According to the July DHL Air Freight Market Update, while overall capacity in July was up 18 percent year-on-year, passenger capacity was almost 19 percent lower than in pre-Covid July 2019.

Delicate balance

Capacity additions and the deteriorating economic picture combined to push rates downwards in June, especially on the North Atlantic where rates have dropped 30 percent over the last three months, according to CLIVE. DHL’s July Airfreight Market Update also notes that general airfreight rates in June this year were still 120 percent higher than in June 2019 and 23 percent higher than in June 2021.

Niall van de Wouw, founder of CLIVE and Chief Airfreight Officer at Xeneta, said the softening Atlantic market, where more capacity has been added this summer, could have wider repercussions even on ex Asia lanes to the US and Europe where flights are currently “relatively full” if carriers transfer capacity away from the Atlantic lanes.

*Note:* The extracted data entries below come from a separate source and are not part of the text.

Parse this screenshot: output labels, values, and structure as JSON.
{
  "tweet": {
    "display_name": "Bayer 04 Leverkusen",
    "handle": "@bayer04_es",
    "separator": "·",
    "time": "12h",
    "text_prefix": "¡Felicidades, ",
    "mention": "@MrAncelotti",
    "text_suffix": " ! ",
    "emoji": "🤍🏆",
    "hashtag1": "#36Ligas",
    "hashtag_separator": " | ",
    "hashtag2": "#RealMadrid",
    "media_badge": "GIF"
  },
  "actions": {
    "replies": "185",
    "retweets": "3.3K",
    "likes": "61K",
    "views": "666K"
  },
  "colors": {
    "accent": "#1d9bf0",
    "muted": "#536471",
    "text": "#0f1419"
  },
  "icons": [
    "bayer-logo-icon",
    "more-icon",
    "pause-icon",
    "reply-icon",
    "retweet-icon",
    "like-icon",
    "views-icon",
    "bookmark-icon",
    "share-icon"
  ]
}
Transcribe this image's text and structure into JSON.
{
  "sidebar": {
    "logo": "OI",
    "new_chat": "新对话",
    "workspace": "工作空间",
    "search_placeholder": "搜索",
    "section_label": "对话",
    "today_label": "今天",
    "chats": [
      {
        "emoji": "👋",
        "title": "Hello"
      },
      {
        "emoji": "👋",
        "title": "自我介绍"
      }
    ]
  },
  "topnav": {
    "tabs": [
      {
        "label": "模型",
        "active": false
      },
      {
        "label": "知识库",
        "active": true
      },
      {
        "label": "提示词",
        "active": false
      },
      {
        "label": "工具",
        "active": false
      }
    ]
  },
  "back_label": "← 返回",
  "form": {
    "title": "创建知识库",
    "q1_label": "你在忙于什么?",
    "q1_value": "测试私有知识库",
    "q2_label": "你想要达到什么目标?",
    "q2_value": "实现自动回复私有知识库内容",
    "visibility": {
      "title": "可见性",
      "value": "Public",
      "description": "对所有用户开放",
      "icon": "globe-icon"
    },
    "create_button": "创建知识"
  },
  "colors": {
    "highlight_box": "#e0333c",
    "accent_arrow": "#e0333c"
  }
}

“Will carriers deploy their freighters to other markets in Asia Pacific, Africa, or South America? We are already seeing some freighter redeployment in the market,” said van de Wouw.

“But even on the trans-Atlantic trade land, there are still shortages of space. And globally demand for main deck capacity remains high,” added Mack.

Explaining rate declines

Bruce Chan, Director & Senior Analyst, Global Logistics & Future Mobility Equity Research at Stifel, admitted in a report for the Baltic Exchange that Stifel had expected rates to rise in June. Explaining the downturn, he noted four factors.

First, fuel prices tapered steadily during the month, tempering increases in base rates.

Secondly, the third quarter is typically the second-slowest air freight shipping season and “we are currently entering the normal late-summer lull before the onset of the holiday peak” so the rates drop could also be partly seasonal.

“The third possible explanation is that the post-shutdown manufacturing ramp-up in China has been, and will be, more gradual than we expected,” said Chan.

Finally, Chan said there was also the possibility that demand was starting to moderate on a long-term basis. “Are we seeing signs that the recessionary bogeyman has arrived?” he added. “Airfreight volumes and airfreight rates are likely a leading indicator, in our view, but we don’t have clear evidence to support that thesis,” noted Chan.

Annualized U.S. GDP contracted 1.6 percent in 1Q22, for example, but unemployment and absolute consumer spending figures have been more resilient, and U.S. inventory-to-sales ratios remain near all-time lows.

“We don’t, and cannot, discount the possibility of the last scenario. And, while we do expect a broader slowdown at some point in 2023, we believe that what is currently impacting rates is shorter-term in nature,” added Chan.